Les héros, tous orphelins ? (1e partie)

Partie 1 : Mais que font les parents ?

 

Vous l’aurez remarqué, le héros en fiction est bien souvent un orphelin. Au point que certains crient au cliché. C’est vrai que les auteurs ont facilement recours à cette solution. Alors, pourquoi nos livres sont-ils parsemés d’orphelins ? Voici quelques pistes pour comprendre pourquoi ce motif est récurrent. Dans un premier temps, je vais me pencher sur le rôle du parent.

Tout d’abord, il convient de définir le rôle du parent. Ce statut peut recouvrir plusieurs définitions :

  • Le géniteur.

Si on s’en tient au rôle purement biologique, un couple de parents définit deux géniteurs, les créateurs du héros. Les événements qui ont conduit à cette naissance peuvent être générateurs d’histoires très différentes. Que le héros ait été conçu par amour ou non, qu’il ait été désiré ou non influence fortement sa trame.

 

  • L’éducateur.

Un parent peut aussi être la personne qui élève le héros avec ou sans lien biologique.

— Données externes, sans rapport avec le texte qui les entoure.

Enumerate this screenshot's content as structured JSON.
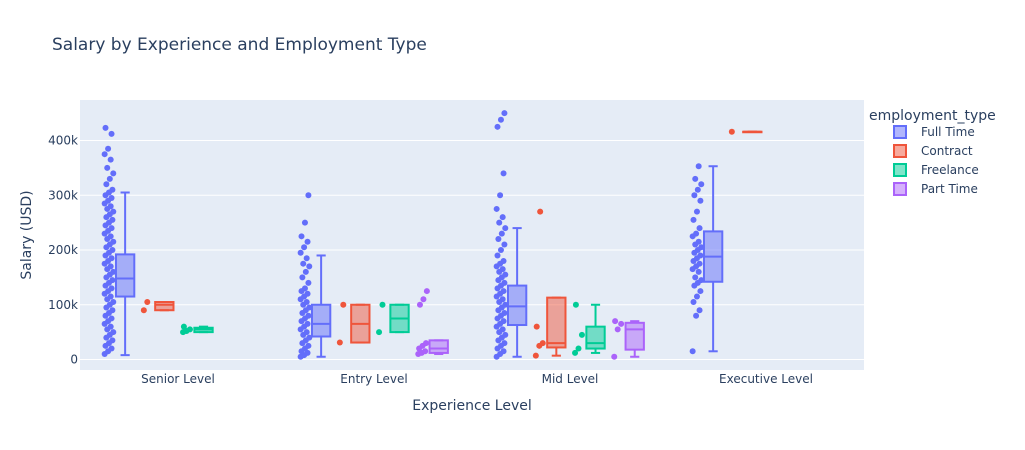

Dans ce rôle, il enseigne au héros les bases de la survie (manger, se déplacer, survivre), mais aussi la vie en société avec leurs propres codes (religion, moralité, rapport à l’autre). Si ces parents de substitution sont en opposition avec les géniteurs, le héros va être soumis à un conflit source d’histoire. Dans Tarzan, seigneur de la jungle de Edgar Rice Burroughs, la rencontre avec la société humaine et le retour de Tarzan auprès de son espèce est le cœur même des récits. Dans le livre de la Jungle, de Rudyard Kipling, Mowgli, quant à lui, reste hors du monde des humains.

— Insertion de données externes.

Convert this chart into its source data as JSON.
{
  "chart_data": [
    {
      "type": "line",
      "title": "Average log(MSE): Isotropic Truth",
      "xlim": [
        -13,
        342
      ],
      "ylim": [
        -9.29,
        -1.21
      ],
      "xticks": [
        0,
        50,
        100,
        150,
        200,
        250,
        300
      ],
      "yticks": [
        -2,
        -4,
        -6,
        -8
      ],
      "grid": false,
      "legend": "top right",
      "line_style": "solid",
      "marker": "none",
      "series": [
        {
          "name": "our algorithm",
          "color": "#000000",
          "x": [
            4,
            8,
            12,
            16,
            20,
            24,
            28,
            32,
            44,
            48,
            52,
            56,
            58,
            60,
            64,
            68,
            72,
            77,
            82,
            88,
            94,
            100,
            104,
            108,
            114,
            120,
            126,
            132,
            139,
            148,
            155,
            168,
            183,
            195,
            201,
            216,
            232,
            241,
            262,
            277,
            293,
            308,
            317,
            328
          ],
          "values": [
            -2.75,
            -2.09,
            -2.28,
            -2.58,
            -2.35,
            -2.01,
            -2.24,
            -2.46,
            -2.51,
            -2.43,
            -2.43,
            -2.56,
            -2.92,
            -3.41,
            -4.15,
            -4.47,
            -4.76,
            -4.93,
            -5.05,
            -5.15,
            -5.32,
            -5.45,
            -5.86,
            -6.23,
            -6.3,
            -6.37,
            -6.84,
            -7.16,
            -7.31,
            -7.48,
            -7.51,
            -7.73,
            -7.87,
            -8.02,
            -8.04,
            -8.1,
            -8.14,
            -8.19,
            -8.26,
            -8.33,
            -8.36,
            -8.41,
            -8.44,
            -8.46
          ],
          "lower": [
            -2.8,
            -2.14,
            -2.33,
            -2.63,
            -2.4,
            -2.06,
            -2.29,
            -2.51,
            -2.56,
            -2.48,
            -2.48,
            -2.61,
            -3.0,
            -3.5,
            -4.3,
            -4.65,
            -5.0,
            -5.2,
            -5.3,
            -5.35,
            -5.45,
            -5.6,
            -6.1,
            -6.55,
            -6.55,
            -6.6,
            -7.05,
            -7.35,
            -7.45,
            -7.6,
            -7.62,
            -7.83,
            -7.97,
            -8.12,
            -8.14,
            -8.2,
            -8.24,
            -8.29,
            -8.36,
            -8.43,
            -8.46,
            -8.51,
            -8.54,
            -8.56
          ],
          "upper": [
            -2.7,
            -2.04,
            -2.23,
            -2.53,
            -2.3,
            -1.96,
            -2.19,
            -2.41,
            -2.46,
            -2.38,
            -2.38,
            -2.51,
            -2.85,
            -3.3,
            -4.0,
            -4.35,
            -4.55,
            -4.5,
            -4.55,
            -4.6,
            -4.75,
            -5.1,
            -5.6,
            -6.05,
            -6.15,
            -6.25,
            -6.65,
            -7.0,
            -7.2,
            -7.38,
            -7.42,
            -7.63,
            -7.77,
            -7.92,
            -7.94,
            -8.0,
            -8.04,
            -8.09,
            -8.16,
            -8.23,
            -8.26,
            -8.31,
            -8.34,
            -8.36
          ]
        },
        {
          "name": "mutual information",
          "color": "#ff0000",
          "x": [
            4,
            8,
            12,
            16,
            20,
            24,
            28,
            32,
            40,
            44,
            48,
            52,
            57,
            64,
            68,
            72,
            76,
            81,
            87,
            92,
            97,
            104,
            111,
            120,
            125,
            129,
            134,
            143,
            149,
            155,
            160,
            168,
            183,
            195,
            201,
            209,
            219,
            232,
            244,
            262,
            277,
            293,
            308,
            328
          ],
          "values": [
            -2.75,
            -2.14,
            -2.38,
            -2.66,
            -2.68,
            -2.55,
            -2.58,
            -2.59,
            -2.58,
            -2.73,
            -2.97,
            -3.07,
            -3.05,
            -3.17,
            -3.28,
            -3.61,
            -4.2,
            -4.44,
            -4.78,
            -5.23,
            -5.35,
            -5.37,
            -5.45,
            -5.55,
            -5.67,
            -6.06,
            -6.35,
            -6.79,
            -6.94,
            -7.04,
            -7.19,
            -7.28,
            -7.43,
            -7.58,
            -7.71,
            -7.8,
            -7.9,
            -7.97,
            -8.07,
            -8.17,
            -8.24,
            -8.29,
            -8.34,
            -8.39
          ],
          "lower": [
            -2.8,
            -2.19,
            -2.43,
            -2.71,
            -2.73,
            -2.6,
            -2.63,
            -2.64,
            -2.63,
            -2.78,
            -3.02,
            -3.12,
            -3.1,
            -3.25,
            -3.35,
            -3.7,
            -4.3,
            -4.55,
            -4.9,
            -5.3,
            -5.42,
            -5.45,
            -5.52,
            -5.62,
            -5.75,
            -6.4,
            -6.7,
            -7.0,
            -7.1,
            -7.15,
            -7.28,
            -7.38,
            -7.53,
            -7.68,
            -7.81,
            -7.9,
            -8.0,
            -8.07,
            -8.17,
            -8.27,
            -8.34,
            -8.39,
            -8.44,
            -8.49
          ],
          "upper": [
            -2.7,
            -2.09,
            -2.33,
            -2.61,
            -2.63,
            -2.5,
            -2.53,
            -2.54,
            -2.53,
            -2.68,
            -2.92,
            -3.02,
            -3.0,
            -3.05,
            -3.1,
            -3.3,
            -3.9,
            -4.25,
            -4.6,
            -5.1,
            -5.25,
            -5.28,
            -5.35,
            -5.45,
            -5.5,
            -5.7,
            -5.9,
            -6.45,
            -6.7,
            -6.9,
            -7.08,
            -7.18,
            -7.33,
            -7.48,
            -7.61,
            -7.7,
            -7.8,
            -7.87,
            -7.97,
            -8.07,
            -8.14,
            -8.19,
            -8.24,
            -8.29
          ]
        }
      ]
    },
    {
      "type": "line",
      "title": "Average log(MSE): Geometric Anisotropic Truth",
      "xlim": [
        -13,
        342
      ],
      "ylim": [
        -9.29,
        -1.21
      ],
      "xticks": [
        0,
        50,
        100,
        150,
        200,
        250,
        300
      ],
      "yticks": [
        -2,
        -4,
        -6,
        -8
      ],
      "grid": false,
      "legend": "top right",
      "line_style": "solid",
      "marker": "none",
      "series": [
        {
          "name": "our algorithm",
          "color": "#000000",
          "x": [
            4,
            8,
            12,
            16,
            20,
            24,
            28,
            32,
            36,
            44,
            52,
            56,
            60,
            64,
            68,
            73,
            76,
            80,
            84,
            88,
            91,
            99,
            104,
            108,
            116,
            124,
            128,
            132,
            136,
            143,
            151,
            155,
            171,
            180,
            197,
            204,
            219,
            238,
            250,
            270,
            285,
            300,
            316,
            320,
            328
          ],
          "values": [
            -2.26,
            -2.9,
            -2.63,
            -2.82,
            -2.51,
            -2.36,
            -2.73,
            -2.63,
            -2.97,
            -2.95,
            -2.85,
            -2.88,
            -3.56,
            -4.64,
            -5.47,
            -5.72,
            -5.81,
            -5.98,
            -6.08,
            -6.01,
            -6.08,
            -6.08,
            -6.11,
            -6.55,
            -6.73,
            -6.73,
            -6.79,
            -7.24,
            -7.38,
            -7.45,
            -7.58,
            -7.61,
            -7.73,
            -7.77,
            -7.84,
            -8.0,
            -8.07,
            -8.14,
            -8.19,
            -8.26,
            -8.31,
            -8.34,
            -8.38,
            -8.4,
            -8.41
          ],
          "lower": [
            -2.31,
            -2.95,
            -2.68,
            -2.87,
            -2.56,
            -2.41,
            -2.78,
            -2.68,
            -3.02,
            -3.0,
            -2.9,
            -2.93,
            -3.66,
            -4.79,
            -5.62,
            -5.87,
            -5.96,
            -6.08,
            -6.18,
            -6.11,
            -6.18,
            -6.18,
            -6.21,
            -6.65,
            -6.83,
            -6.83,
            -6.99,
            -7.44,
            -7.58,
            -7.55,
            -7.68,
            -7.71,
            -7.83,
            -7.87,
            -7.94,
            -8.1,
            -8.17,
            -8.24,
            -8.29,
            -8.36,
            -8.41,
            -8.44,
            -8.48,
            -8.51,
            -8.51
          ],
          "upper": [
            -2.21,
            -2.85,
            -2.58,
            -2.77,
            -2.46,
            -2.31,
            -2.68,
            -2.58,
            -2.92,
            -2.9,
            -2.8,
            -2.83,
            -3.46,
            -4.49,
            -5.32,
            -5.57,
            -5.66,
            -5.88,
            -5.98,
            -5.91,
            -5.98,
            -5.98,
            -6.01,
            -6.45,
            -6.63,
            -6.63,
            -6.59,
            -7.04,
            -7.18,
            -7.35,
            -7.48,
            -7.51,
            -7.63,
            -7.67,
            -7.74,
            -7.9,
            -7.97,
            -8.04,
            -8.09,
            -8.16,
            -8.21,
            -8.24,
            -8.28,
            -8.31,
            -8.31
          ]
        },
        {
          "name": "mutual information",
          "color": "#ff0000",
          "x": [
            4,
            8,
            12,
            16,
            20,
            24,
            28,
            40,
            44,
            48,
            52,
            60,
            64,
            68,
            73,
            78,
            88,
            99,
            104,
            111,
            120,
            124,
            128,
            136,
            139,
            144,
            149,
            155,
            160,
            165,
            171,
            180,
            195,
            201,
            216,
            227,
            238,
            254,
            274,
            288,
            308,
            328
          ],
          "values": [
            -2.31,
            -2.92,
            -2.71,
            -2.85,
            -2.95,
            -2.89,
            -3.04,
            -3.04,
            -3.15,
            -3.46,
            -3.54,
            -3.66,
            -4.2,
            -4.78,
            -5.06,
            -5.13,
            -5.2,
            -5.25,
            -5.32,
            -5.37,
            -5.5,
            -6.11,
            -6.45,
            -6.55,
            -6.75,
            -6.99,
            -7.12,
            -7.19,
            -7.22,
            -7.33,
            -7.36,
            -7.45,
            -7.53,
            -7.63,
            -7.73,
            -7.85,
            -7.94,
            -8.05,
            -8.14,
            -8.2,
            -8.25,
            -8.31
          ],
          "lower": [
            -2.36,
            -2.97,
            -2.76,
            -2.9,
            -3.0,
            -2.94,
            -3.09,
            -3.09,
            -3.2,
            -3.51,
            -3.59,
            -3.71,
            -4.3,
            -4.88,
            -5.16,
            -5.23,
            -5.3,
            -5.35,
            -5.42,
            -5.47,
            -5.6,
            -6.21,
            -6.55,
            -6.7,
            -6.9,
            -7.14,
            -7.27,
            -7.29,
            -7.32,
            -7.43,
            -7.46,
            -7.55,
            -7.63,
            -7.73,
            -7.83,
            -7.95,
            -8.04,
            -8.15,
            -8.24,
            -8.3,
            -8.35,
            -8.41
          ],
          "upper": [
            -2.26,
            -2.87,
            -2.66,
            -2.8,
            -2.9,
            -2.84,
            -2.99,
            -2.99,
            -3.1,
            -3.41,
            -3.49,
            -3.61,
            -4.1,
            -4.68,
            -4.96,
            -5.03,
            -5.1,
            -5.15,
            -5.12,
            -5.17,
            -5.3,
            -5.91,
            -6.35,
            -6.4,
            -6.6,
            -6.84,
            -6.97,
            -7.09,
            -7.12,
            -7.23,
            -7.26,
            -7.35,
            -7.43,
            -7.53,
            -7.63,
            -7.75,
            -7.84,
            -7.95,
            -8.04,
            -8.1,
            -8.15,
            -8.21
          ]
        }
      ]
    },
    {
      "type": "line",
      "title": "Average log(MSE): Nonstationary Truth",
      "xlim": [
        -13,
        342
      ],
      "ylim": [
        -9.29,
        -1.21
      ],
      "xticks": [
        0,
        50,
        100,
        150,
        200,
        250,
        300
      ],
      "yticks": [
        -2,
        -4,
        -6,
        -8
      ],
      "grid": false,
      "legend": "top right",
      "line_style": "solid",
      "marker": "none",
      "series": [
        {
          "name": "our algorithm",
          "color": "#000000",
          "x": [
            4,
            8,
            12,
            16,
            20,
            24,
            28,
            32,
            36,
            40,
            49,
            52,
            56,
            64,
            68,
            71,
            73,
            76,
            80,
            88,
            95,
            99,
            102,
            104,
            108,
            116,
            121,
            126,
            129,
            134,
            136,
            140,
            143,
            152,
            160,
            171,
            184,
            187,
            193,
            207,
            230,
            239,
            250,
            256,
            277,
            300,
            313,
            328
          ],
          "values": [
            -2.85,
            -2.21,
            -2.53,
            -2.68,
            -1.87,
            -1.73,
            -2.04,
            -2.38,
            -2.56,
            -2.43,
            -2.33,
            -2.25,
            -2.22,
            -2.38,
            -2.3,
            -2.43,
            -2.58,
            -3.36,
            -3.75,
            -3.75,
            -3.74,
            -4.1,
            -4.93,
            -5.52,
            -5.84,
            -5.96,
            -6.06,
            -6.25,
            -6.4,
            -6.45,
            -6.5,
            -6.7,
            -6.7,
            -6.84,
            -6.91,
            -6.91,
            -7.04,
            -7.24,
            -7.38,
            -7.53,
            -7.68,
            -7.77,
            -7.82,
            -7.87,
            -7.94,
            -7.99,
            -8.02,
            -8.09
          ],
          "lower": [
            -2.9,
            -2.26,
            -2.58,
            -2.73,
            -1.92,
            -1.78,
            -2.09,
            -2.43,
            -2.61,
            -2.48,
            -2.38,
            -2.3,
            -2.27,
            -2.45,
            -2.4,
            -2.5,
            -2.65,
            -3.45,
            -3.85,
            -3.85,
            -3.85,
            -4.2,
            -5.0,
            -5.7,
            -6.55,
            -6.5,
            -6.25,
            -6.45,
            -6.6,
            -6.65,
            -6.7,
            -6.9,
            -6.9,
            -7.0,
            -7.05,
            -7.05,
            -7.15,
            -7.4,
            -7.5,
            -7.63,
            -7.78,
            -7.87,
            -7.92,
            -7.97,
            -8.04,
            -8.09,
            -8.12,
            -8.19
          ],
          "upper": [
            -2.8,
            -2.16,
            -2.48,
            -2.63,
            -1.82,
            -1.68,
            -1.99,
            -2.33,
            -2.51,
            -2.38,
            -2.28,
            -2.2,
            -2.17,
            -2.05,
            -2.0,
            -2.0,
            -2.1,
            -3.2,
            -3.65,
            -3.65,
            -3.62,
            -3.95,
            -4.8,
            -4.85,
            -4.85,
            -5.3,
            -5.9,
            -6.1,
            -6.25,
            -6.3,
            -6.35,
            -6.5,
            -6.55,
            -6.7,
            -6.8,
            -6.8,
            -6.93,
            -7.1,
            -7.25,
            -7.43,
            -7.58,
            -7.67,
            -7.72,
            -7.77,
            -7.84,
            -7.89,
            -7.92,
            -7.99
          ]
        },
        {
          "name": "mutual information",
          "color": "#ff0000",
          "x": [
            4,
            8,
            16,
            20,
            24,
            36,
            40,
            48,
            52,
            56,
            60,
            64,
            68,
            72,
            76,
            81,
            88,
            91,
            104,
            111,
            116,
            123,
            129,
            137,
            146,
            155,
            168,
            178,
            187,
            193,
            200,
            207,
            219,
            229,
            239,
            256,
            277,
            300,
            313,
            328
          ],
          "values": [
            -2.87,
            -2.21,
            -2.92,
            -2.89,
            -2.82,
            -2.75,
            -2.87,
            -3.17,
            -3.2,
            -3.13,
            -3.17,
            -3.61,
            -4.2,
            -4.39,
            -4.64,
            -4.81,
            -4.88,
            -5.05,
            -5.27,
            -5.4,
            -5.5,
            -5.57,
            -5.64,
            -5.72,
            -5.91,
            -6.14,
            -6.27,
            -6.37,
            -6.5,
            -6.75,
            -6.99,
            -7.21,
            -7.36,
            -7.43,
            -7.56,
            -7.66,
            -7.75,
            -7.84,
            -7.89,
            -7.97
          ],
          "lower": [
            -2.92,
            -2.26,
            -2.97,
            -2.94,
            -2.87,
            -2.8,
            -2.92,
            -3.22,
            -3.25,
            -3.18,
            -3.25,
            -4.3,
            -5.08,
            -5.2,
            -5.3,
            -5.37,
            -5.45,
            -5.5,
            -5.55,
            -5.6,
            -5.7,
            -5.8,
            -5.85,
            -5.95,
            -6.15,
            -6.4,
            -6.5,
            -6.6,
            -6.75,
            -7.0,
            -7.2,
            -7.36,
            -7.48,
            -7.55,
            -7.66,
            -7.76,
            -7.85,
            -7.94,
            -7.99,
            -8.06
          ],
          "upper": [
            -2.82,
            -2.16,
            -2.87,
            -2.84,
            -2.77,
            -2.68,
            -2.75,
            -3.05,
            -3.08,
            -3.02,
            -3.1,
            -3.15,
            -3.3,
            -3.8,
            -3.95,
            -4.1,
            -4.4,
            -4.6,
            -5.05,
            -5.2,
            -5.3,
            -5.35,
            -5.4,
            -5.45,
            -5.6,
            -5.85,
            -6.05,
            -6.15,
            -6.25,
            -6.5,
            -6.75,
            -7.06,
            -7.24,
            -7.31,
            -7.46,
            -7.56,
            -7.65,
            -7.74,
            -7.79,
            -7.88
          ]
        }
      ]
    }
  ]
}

Parfois, l’éducateur n’est pas une personne bienveillante. Le héros va donc chercher à s’émanciper voire à fuir ce parent. Dans Jane Eyre, de Charlotte Brontë, Jane subit les affres de sa tante et de ses cousins avant d’être envoyée à l’orphelinat.

 

  • Le protecteur.

Les parents sont garants de la sécurité de leurs enfants. En tant que responsables, ils se doivent de veiller à ce que le héros ne se mette pas en danger. Or, sans danger, il n’y a pas d’aventures. Voilà selon moi le principal frein que représentent les parents dans les œuvres de fiction. Pour parer cette difficulté, il faut soit que le héros ait atteint un âge qui le dispense de la présence de ses parents, soit qu’il soit de nature à partir vivre des aventures derrière le dos de ses parents (Le club des cinq, d’Enid Blyton), soit que le rôle de protecteur du parent soit lacunaire (volontairement ou non).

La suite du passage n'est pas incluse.